What did the evidence from the review tell us?
The overall effect was rarely determined, as the studies included were very different. The authors found moderate-quality evidence of no difference in activities of daily living, health-related quality of life, and depressive symptoms when comparing telerehab with conventional interventions. There is a low quality of evidence of no difference in effects on activities of daily living, balance outcomes, and upper limb function comparing telerehab to in-person physical therapy programmes. There was a lack of information about cost-effectiveness of telerehab, and no conclusion was drawn on the effect of telerehab on mobility and participant satisfaction. Two trials reported no adverse events related to telerehab. Thus, the quality of evidence for each outcome was limited due to small numbers of study participants in each trial and poor reporting of study details.

Author’s conclusion of the review
The finding for low or moderate-quality evidence suggests that further research could change the estimate of the effect. However, telerehab services have clear advantages as a way of offering intervention, facilitating access to services, and reducing costs related to rehabilitation programmes. The author’s findings suggest that telerehab may not be inferior to in-person therapy and, therefore, appears to be considered as a reasonable model of service delivery for people after stroke who require rehabilitation beyond the acute or subacute phase.
What should be done next?
Telerehab has potential advantages to facilitate access and affordability, but more high-quality randomised controlled trials are required to address the remaining gaps detailed in this review.
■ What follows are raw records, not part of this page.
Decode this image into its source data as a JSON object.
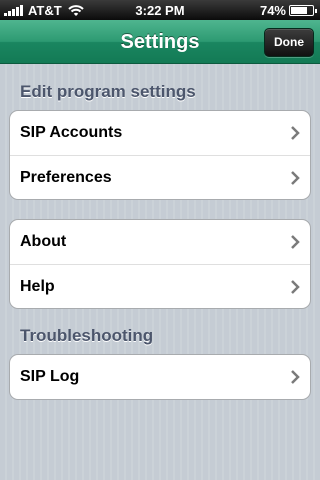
{
  "status": {
    "carrier": "AT&T",
    "time": "3:22 PM",
    "battery": "74%",
    "battery_level": 0.74
  },
  "nav": {
    "title": "Settings",
    "done_label": "Done"
  },
  "sections": [
    {
      "header": "Edit program settings",
      "rows": [
        {
          "label": "SIP Accounts"
        },
        {
          "label": "Preferences"
        }
      ]
    },
    {
      "header": "",
      "rows": [
        {
          "label": "About"
        },
        {
          "label": "Help"
        }
      ]
    },
    {
      "header": "Troubleshooting",
      "rows": [
        {
          "label": "SIP Log"
        }
      ]
    }
  ],
  "colors": {
    "nav_accent": "#2d9a72",
    "header_text": "#4c566c",
    "background": "#c5ccd4"
  }
}
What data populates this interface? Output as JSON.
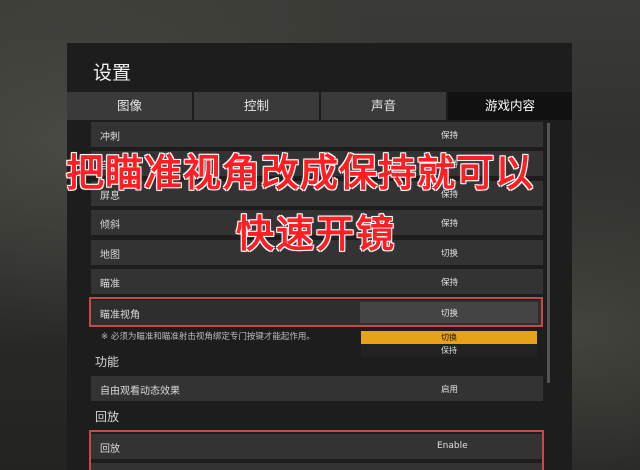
{
  "window": {
    "title": "设置"
  },
  "tabs": [
    {
      "label": "图像",
      "active": false
    },
    {
      "label": "控制",
      "active": false
    },
    {
      "label": "声音",
      "active": false
    },
    {
      "label": "游戏内容",
      "active": true
    }
  ],
  "settings_rows": [
    {
      "label": "冲刺",
      "value": "保持"
    },
    {
      "label": "自由视角",
      "value": "保持"
    },
    {
      "label": "屏息",
      "value": "保持"
    },
    {
      "label": "倾斜",
      "value": "保持"
    },
    {
      "label": "地图",
      "value": "切换"
    },
    {
      "label": "瞄准",
      "value": "保持"
    },
    {
      "label": "瞄准视角",
      "value": "切换"
    }
  ],
  "dropdown": {
    "options": [
      {
        "label": "切换",
        "highlighted": true
      },
      {
        "label": "保持",
        "highlighted": false
      }
    ]
  },
  "note": "※ 必须为瞄准和瞄准射击视角绑定专门按键才能起作用。",
  "section_function": {
    "title": "功能",
    "rows": [
      {
        "label": "自由观看动态效果",
        "value": "启用"
      }
    ]
  },
  "section_replay": {
    "title": "回放",
    "rows": [
      {
        "label": "回放",
        "value": "Enable"
      }
    ]
  },
  "annotation": {
    "line1": "把瞄准视角改成保持就可以",
    "line2": "快速开镜",
    "color": "#ff1e24"
  },
  "colors": {
    "panel": "#1d1d1d",
    "row": "#333333",
    "tab": "#3a3a3a",
    "tab_active": "#111111",
    "accent": "#e6a219",
    "highlight_border": "#c54b4b"
  }
}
These studies should be compliant with CONSORT guidelines and should compare telerehab with in-person conventional therapy and combination therapies (telerehab plus conventional); moreover, further studies should evaluate (i) cost-effectiveness, (ii) technologies-usability or user-friendliness, (iii) participant satisfaction, (iv) disability at discharge, (v) disability duration and severity, and (vi) rehabilitation-duration challenges associated with recruitment of participants. Finally, telerehab may provide different kinds of activities, and healthcare professionals may incur difficulties adopting it.